Provisoriamente não cantaremos o amor,
que se refugiou mais abaixo dos subterrâneos.
Cantaremos o medo, que esteriliza os abraços,
não cantaremos o ódio, porque este não existe,
existe apenas o medo, nosso pai e nosso companheiro,
o medo grande dos sertões, dos mares, dos desertos,
o medo dos soldados, o medo das mães, o medo das igrejas,
cantaremos o medo dos ditadores, o medo dos democratas,
cantaremos o medo da morte e o medo de depois da morte.
Depois morreremos de medo
e sobre nossos túmulos nascerão flores amarelas e medrosas.
(Carlos Drummond de Andrade)
Preciso concordar com o poeta, temos cantado um medo que nos imobiliza. Falamos
disso na internet, o tempo todo: medo da violência, medo do ciclone, medo da fragilidade
da democracia, medo da justiça – ou melhor, da falta dela – medo da economia, medo da
vacina, do trânsito, medo do que disserem do nosso medo.
Depois, fechamos o navegador ou atiramos o celular no sofá e morremos.

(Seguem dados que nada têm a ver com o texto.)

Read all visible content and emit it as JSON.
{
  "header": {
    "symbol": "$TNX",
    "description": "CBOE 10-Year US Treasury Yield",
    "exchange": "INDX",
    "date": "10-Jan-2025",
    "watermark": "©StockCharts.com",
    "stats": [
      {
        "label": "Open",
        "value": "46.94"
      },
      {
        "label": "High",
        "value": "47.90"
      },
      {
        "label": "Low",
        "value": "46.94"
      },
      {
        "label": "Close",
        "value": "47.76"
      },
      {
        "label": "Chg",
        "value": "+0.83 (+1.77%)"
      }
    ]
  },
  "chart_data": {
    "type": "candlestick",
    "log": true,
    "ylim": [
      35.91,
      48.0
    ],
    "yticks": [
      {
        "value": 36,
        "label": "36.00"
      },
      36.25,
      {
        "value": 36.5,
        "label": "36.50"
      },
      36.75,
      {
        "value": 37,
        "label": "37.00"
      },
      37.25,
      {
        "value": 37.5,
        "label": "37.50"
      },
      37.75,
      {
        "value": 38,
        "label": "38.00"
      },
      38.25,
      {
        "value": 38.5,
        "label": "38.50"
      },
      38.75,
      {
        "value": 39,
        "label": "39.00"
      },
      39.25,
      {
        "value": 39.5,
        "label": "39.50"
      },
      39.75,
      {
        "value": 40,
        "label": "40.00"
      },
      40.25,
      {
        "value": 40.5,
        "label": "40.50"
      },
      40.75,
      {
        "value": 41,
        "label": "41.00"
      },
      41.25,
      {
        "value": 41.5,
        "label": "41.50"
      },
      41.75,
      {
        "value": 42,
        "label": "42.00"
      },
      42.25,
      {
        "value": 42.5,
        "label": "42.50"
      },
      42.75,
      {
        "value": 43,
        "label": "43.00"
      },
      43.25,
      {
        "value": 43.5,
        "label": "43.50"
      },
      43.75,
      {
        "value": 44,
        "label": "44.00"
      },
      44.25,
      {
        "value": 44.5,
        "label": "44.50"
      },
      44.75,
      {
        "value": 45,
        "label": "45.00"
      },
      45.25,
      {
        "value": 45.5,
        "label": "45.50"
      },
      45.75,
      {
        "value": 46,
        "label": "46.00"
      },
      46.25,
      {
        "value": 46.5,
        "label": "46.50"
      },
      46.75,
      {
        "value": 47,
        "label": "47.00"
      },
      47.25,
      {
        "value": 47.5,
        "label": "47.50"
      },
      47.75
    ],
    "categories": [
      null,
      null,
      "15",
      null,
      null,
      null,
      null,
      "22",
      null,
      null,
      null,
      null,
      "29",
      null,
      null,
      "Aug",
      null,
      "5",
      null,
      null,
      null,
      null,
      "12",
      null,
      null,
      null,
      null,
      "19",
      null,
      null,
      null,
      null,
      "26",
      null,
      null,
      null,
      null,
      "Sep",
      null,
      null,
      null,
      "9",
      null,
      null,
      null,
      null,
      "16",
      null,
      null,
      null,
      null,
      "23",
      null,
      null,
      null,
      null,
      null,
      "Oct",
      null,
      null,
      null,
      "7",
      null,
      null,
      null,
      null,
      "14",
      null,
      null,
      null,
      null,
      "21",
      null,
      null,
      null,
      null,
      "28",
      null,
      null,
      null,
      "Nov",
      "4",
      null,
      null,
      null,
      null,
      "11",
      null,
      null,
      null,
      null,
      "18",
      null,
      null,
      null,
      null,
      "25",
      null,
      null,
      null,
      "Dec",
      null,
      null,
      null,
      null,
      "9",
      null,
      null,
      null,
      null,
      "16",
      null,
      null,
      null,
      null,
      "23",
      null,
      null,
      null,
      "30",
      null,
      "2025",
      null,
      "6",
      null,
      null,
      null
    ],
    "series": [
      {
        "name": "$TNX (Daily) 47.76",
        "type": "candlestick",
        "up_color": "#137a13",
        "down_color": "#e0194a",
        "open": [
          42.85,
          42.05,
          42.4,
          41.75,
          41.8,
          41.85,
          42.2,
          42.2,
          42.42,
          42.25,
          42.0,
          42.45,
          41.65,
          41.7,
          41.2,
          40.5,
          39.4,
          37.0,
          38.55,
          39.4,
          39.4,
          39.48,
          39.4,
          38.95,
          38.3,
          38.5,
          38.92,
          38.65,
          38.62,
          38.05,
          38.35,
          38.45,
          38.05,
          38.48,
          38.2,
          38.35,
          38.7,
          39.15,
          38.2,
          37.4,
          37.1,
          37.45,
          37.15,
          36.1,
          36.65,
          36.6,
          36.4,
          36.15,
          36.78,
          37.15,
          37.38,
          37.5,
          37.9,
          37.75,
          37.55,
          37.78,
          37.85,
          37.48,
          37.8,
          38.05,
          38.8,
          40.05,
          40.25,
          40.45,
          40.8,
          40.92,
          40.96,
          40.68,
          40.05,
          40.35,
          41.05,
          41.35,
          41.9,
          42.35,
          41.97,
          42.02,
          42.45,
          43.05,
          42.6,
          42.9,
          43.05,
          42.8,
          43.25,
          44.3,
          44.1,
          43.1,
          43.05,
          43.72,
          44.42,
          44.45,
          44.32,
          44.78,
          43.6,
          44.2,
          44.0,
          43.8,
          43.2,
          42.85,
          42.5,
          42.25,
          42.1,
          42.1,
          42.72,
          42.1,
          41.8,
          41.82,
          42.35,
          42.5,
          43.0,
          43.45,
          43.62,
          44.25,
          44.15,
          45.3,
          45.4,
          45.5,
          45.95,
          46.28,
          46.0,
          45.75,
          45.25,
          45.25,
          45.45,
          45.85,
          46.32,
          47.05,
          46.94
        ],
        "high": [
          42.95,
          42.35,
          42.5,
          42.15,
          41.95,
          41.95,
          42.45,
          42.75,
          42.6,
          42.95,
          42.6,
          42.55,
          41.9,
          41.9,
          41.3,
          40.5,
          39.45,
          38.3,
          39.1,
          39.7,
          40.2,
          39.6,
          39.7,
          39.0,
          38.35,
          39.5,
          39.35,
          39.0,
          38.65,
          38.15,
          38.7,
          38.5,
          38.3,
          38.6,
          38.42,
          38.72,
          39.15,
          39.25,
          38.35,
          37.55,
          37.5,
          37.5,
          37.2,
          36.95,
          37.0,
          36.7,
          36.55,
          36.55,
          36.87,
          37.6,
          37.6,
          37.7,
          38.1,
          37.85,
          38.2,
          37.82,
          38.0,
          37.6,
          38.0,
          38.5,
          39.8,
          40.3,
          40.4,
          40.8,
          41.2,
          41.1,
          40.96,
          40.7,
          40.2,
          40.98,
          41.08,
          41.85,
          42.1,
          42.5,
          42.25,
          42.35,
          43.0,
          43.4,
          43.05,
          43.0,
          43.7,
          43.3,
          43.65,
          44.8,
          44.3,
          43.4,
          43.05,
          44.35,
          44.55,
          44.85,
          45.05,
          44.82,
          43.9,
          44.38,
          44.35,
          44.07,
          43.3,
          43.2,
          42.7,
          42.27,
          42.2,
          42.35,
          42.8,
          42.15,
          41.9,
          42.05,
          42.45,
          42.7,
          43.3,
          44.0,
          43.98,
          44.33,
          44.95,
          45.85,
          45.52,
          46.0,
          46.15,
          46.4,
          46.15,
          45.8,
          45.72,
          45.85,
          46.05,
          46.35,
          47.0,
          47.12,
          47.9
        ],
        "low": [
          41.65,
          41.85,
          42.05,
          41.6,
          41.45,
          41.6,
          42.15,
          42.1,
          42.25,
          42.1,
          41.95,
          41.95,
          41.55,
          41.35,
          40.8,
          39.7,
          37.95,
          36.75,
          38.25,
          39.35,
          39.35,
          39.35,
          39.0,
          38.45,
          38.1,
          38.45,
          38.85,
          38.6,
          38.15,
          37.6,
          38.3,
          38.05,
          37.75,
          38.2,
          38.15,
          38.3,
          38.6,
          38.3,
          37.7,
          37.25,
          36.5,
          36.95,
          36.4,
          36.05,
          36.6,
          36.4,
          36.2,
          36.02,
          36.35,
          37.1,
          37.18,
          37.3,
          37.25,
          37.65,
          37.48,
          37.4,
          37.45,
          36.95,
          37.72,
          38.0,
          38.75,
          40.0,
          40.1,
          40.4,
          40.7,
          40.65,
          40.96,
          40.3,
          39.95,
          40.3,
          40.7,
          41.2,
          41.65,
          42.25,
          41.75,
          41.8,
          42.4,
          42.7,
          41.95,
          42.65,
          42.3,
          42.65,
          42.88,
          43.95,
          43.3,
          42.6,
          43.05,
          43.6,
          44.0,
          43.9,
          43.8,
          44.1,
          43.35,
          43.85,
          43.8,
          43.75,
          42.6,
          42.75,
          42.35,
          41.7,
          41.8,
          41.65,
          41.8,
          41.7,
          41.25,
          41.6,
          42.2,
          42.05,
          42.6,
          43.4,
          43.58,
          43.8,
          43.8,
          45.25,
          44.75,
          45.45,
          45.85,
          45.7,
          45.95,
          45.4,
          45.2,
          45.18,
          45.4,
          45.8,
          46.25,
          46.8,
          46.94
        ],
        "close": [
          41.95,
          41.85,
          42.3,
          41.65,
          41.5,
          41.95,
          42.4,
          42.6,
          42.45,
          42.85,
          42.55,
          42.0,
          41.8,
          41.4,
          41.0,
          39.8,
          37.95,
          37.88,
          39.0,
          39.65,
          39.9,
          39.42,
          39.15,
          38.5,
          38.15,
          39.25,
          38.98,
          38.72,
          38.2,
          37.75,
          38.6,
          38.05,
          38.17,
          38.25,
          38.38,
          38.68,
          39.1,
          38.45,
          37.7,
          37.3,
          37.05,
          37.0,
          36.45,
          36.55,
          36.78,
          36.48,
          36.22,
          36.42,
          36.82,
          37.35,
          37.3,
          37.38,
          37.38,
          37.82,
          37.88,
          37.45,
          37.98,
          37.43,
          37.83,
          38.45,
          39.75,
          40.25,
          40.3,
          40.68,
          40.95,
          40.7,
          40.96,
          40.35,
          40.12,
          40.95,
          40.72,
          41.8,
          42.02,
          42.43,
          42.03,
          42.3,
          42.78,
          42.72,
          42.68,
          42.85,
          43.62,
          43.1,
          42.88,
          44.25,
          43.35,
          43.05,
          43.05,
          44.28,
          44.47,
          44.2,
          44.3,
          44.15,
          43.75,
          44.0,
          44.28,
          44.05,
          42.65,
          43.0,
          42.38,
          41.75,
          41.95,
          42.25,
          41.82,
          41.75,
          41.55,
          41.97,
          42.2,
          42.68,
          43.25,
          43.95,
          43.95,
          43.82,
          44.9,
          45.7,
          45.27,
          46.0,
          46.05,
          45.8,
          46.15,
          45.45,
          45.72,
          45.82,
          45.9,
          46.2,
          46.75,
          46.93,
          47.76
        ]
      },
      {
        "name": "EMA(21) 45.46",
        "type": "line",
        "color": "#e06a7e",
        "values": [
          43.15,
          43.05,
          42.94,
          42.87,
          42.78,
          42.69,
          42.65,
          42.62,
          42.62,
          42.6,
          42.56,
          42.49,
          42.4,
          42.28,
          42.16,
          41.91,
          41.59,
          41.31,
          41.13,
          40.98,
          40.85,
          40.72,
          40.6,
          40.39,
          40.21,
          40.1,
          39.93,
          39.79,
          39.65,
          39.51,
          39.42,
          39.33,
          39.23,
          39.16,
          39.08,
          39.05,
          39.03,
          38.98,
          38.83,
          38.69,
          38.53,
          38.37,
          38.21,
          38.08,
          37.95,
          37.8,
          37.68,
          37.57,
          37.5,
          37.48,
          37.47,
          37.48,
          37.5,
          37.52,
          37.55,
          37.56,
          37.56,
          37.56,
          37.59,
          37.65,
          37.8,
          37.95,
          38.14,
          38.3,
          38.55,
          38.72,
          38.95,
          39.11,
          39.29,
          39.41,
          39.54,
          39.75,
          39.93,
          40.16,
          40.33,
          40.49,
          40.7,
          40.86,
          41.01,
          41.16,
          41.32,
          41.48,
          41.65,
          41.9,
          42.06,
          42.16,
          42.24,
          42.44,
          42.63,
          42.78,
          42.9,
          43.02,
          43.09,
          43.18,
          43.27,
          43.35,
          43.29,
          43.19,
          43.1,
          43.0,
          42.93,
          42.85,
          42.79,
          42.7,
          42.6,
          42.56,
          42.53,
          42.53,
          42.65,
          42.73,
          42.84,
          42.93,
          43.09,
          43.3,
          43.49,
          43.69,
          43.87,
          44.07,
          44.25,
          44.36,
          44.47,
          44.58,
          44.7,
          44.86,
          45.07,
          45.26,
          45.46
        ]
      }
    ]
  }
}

Vamos trabalhar, estudar, passear, cuidar dos filhos. Às vezes, vem aquela lembrança –
flor amarela e medrosa – mas seguimos, é preciso. Seguimos imóveis em nossa
mobilidade diária. Mortos de medo na vida aprisionada que nos cabe.
Os fatos sucedem-se. Um homem morre no aeroporto. Um projeto é votado na Câmara
dos Deputados. A inflação e o desemprego sobem. Um menino trafica drogas. Surge uma
doença nova.
Voltamos à internet e ao Congresso Internacional do Medo. Cantamos nossas angústias
(ou rimos delas, o que tem sido uma forma frequente de ignorar nossos medos), mas
seguimos imóveis, em frente à tela.
Como eu estou agora.
O que nos fará levantar para mudar isso?